Beyond the question of drivers, arguably the biggest barrier to entry for gaming notebooks is price. "Inexpensive" gaming notebooks usually start at $2500, and it's not unusual to see higher performing models selling for $4000 and more. When you can purchase a very good desktop for gaming and a more moderate notebook for other uses and still save $1000, it's going to be a tough sell for most people. While we don't expect to see notebooks sporting 8800M GPUs priced for $1500 or less anytime soon, NVIDIA did inform us that several companies are working on models starting at $2000. Many consider $2000 the sweet spot for performance notebooks, so we are definitely interested to see what manufacturers can put together targeting that price.

One other complaint that many people have with gaming notebooks is their size. Because of the higher power requirements, most gaming notebooks utilize a 17" chassis (or larger).

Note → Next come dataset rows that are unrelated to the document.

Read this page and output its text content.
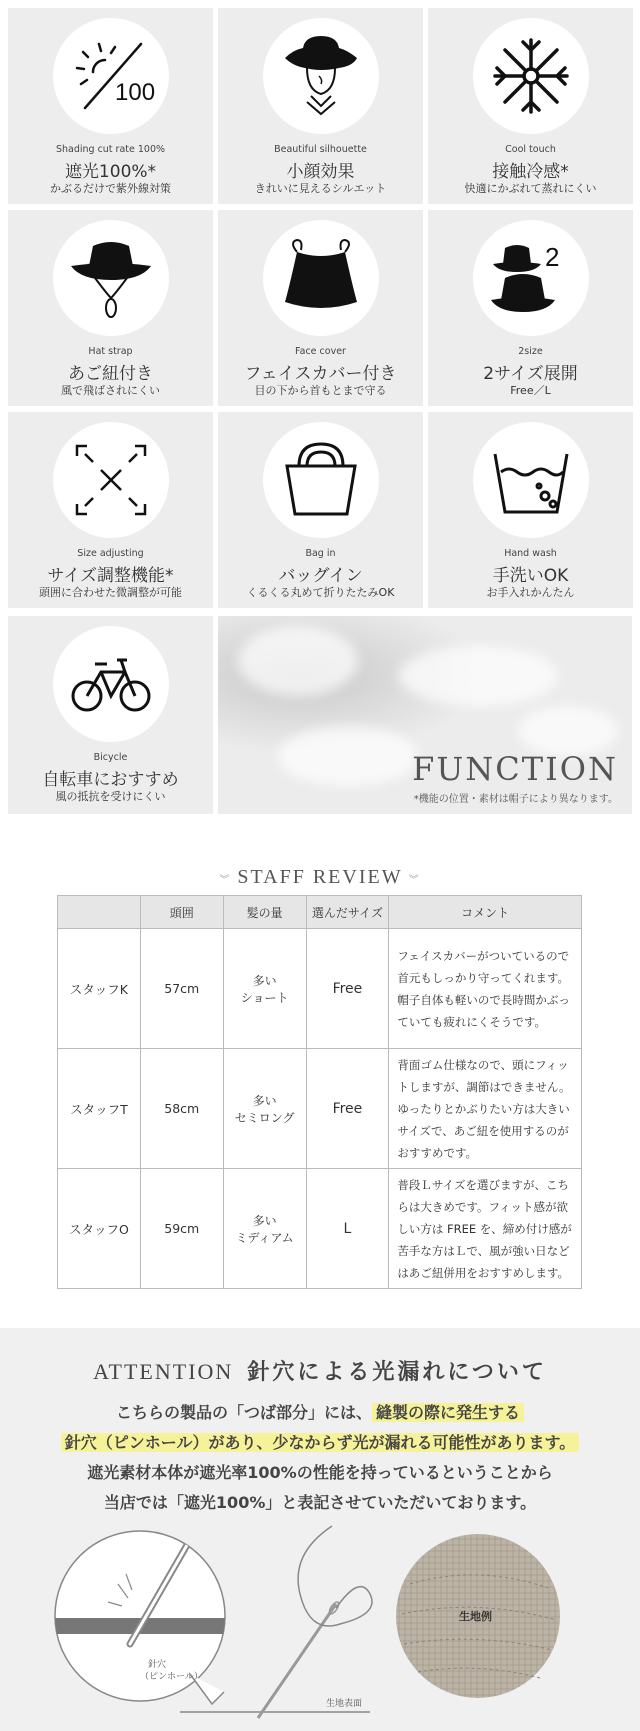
100
Shading cut rate 100%
遮光100%*
かぶるだけで紫外線対策
Beautiful silhouette
小顔効果
きれいに見えるシルエット
Cool touch
接触冷感*
快適にかぶれて蒸れにくい
Hat strap
あご紐付き
風で飛ばされにくい
Face cover
フェイスカバー付き
目の下から首もとまで守る
2
2size
2サイズ展開
Free／L
Size adjusting
サイズ調整機能*
頭囲に合わせた微調整が可能
Bag in
バッグイン
くるくる丸めて折りたたみOK
Hand wash
手洗いOK
お手入れかんたん
Bicycle
自転車におすすめ
風の抵抗を受けにくい
FUNCTION
*機能の位置・素材は帽子により異なります。
︾ STAFF REVIEW ︾
	頭囲	髪の量	選んだサイズ	コメント
スタッフK	57cm	多い
ショート	Free	フェイスカバーがついているので
首元もしっかり守ってくれます。
帽子自体も軽いので長時間かぶっ
ていても疲れにくそうです。
スタッフT	58cm	多い
セミロング	Free	背面ゴム仕様なので、頭にフィッ
トしますが、調節はできません。
ゆったりとかぶりたい方は大きい
サイズで、あご紐を使用するのが
おすすめです。
スタッフO	59cm	多い
ミディアム	L	普段Ｌサイズを選びますが、こち
らは大きめです。フィット感が欲
しい方は FREE を、締め付け感が
苦手な方はＬで、風が強い日など
はあご紐併用をおすすめします。
ATTENTION 針穴による光漏れについて
こちらの製品の「つば部分」には、 縫製の際に発生する
針穴（ピンホール）があり、少なからず光が漏れる可能性があります。
遮光素材本体が遮光率100%の性能を持っているということから
当店では「遮光100%」と表記させていただいております。
針穴
（ピンホール）
生地表面
生地例
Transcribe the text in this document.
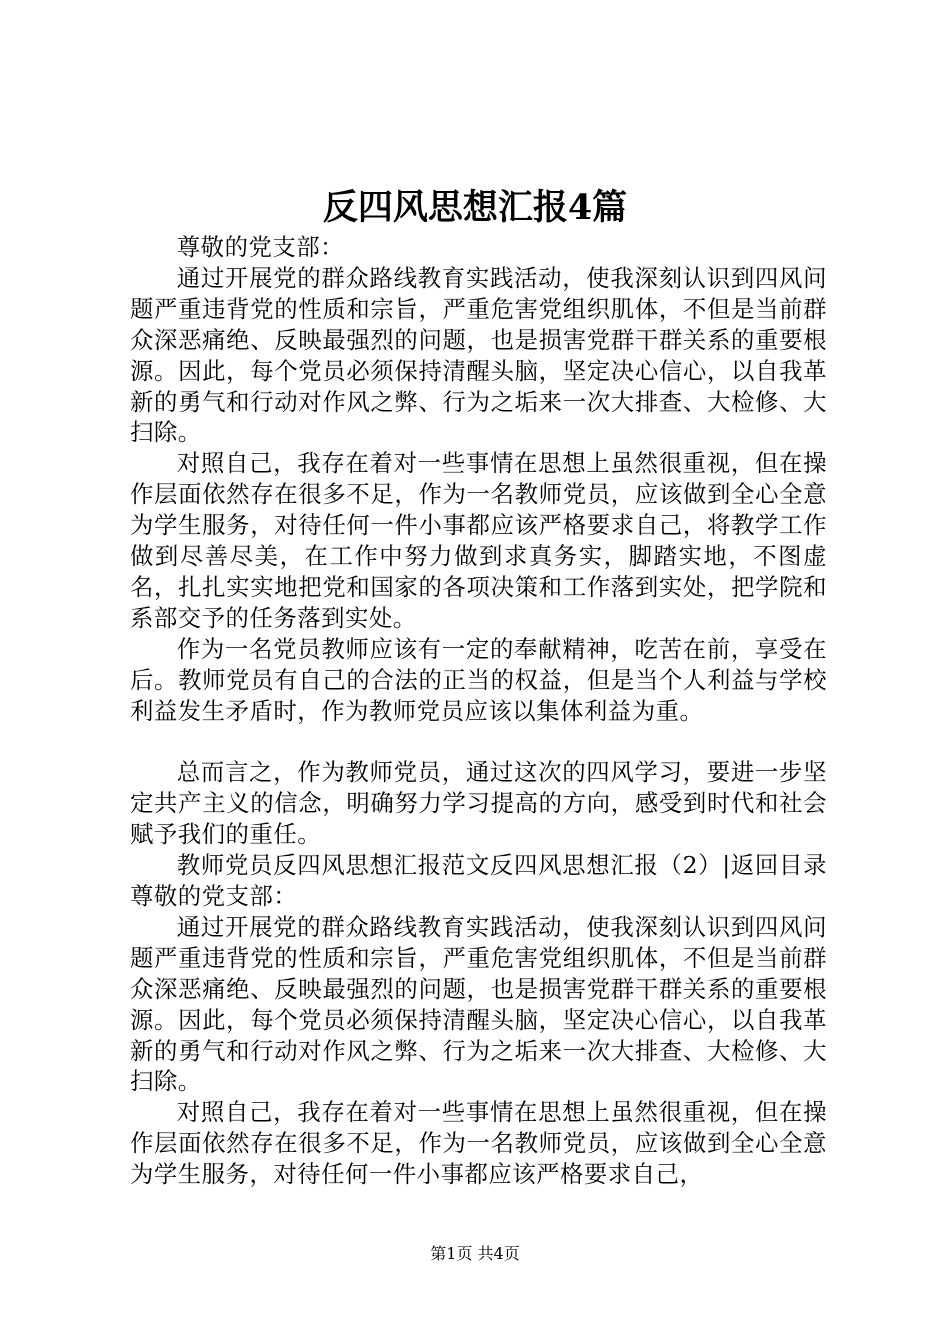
反四风思想汇报4篇

尊敬的党支部：

通过开展党的群众路线教育实践活动，使我深刻认识到四风问题严重违背党的性质和宗旨，严重危害党组织肌体，不但是当前群众深恶痛绝、反映最强烈的问题，也是损害党群干群关系的重要根源。因此，每个党员必须保持清醒头脑，坚定决心信心，以自我革新的勇气和行动对作风之弊、行为之垢来一次大排查、大检修、大扫除。

对照自己，我存在着对一些事情在思想上虽然很重视，但在操作层面依然存在很多不足，作为一名教师党员，应该做到全心全意为学生服务，对待任何一件小事都应该严格要求自己，将教学工作做到尽善尽美，在工作中努力做到求真务实，脚踏实地，不图虚名，扎扎实实地把党和国家的各项决策和工作落到实处，把学院和系部交予的任务落到实处。

作为一名党员教师应该有一定的奉献精神，吃苦在前，享受在后。教师党员有自己的合法的正当的权益，但是当个人利益与学校利益发生矛盾时，作为教师党员应该以集体利益为重。

总而言之，作为教师党员，通过这次的四风学习，要进一步坚定共产主义的信念，明确努力学习提高的方向，感受到时代和社会赋予我们的重任。

教师党员反四风思想汇报范文反四风思想汇报（2）|返回目录尊敬的党支部：

通过开展党的群众路线教育实践活动，使我深刻认识到四风问题严重违背党的性质和宗旨，严重危害党组织肌体，不但是当前群众深恶痛绝、反映最强烈的问题，也是损害党群干群关系的重要根源。因此，每个党员必须保持清醒头脑，坚定决心信心，以自我革新的勇气和行动对作风之弊、行为之垢来一次大排查、大检修、大扫除。

对照自己，我存在着对一些事情在思想上虽然很重视，但在操作层面依然存在很多不足，作为一名教师党员，应该做到全心全意为学生服务，对待任何一件小事都应该严格要求自己，

第1页 共4页
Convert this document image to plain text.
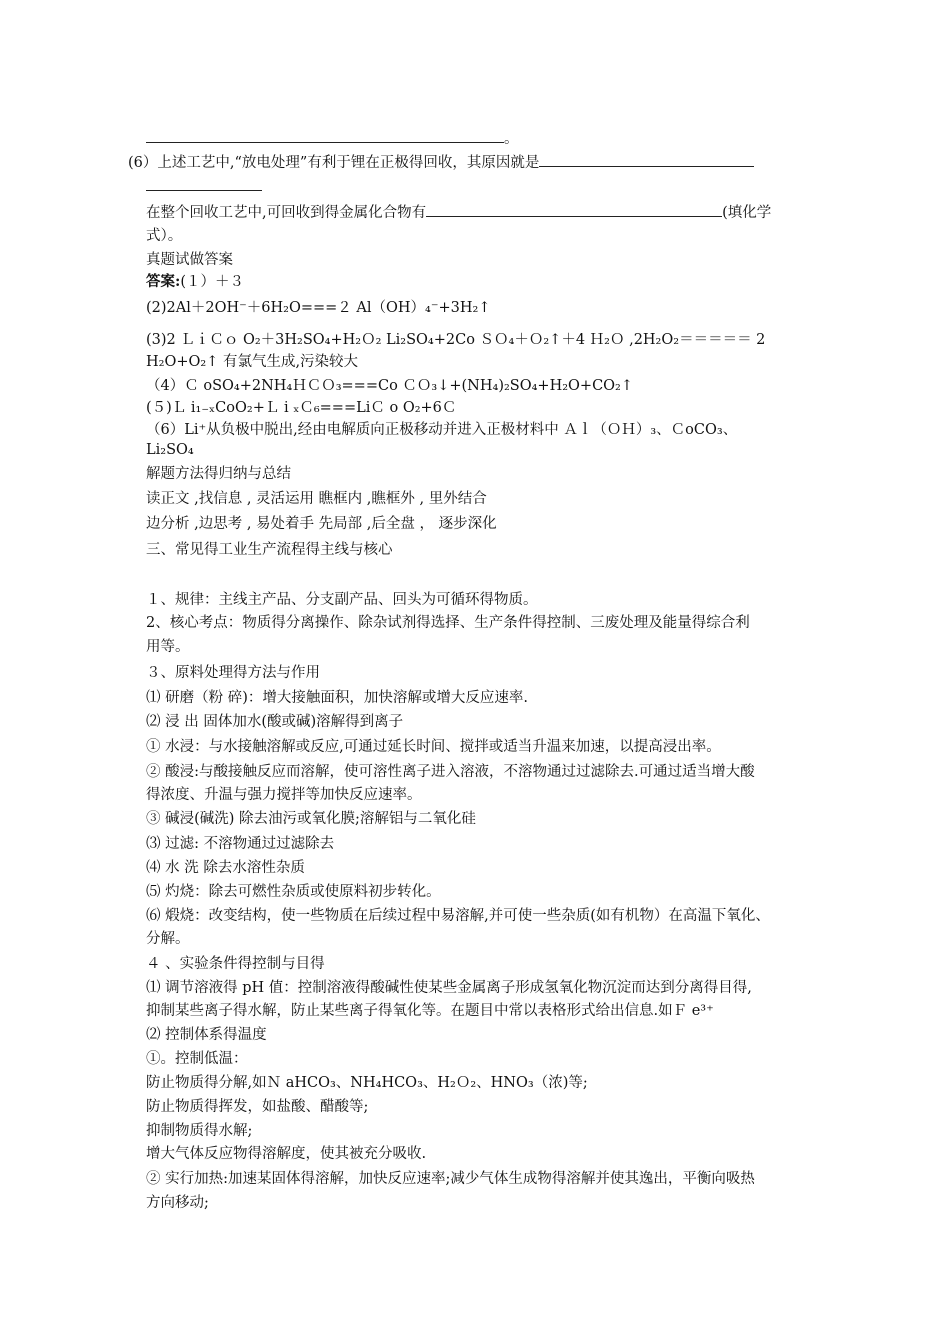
。
(6）上述工艺中,“放电处理”有利于锂在正极得回收，其原因就是
在整个回收工艺中,可回收到得金属化合物有	(填化学
式）。
真题试做答案
答案:(１）＋３
(2)2Al＋2OH⁻＋6H₂O===２ Al（OH）₄⁻+3H₂↑
(3)2 ＬｉＣｏ O₂＋3H₂SO₄+H₂Ｏ₂ Li₂SO₄+2Co ＳＯ₄＋Ｏ₂↑＋4 Ｈ₂Ｏ ,2H₂O₂＝＝＝＝＝ 2
H₂O+O₂↑ 有氯气生成,污染较大
（4）Ｃ oSO₄+2NH₄ＨＣＯ₃===Co ＣＯ₃↓+(NH₄)₂SO₄+H₂O+CO₂↑
(５)Ｌ i₁₋ₓCoO₂+Ｌ i ₓＣ₆===LiＣ o O₂+6Ｃ
（6）Li⁺从负极中脱出,经由电解质向正极移动并进入正极材料中 Ａｌ（ＯＨ）₃、ＣoCO₃、
Li₂SO₄
解题方法得归纳与总结
读正文 ,找信息 , 灵活运用 瞧框内 ,瞧框外 , 里外结合
边分析 ,边思考 , 易处着手 先局部 ,后全盘 ， 逐步深化
三、常见得工业生产流程得主线与核心
１、规律：主线主产品、分支副产品、回头为可循环得物质。
2、核心考点：物质得分离操作、除杂试剂得选择、生产条件得控制、三废处理及能量得综合利
用等。
３、原料处理得方法与作用
⑴ 研磨（粉 碎)：增大接触面积，加快溶解或增大反应速率.
⑵ 浸 出 固体加水(酸或碱)溶解得到离子
① 水浸：与水接触溶解或反应,可通过延长时间、搅拌或适当升温来加速，以提高浸出率。
② 酸浸:与酸接触反应而溶解，使可溶性离子进入溶液，不溶物通过过滤除去.可通过适当增大酸
得浓度、升温与强力搅拌等加快反应速率。
③ 碱浸(碱洗) 除去油污或氧化膜;溶解铝与二氧化硅
⑶ 过滤: 不溶物通过过滤除去
⑷ 水 洗 除去水溶性杂质
⑸ 灼烧：除去可燃性杂质或使原料初步转化。
⑹ 煅烧：改变结构，使一些物质在后续过程中易溶解,并可使一些杂质(如有机物）在高温下氧化、
分解。
４ 、实验条件得控制与目得
⑴ 调节溶液得 pH 值：控制溶液得酸碱性使某些金属离子形成氢氧化物沉淀而达到分离得目得,
抑制某些离子得水解，防止某些离子得氧化等。在题目中常以表格形式给出信息.如Ｆ e³⁺
⑵ 控制体系得温度
①。控制低温：
防止物质得分解,如Ｎ aHCO₃、NH₄HCO₃、H₂Ｏ₂、HNO₃（浓)等;
防止物质得挥发，如盐酸、醋酸等;
抑制物质得水解;
增大气体反应物得溶解度，使其被充分吸收.
② 实行加热:加速某固体得溶解，加快反应速率;减少气体生成物得溶解并使其逸出，平衡向吸热
方向移动;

While some people are willing to deal with a larger, heavier notebook, many would prefer something smaller. NVIDIA informed us that at least one manufacturer is working on a 15.4" chassis equipped with a GeForce 8800M GTX. Again, that is something we definitely look forward to reviewing.

In the grand scheme of things, today's launch of the GeForce 8800M may not seem particularly noteworthy. Most of us figured NVIDIA was working on a faster DX10 mobile part; others were wondering what was taking so long. The 8800M is definitely a nice improvement over the previous top-end mobile offerings, but NVIDIA really hasn't faced much competition in the mobile performance market. AMD/ATI has been content to release midrange and low-end parts, but with plateauing performance requirements and increasing notebook sales, perhaps they will once again enter the high-end gaming notebook sector. Until that happens, the 8800M GTX remains your best bet for gaming on the go - once they actually become available for purchase.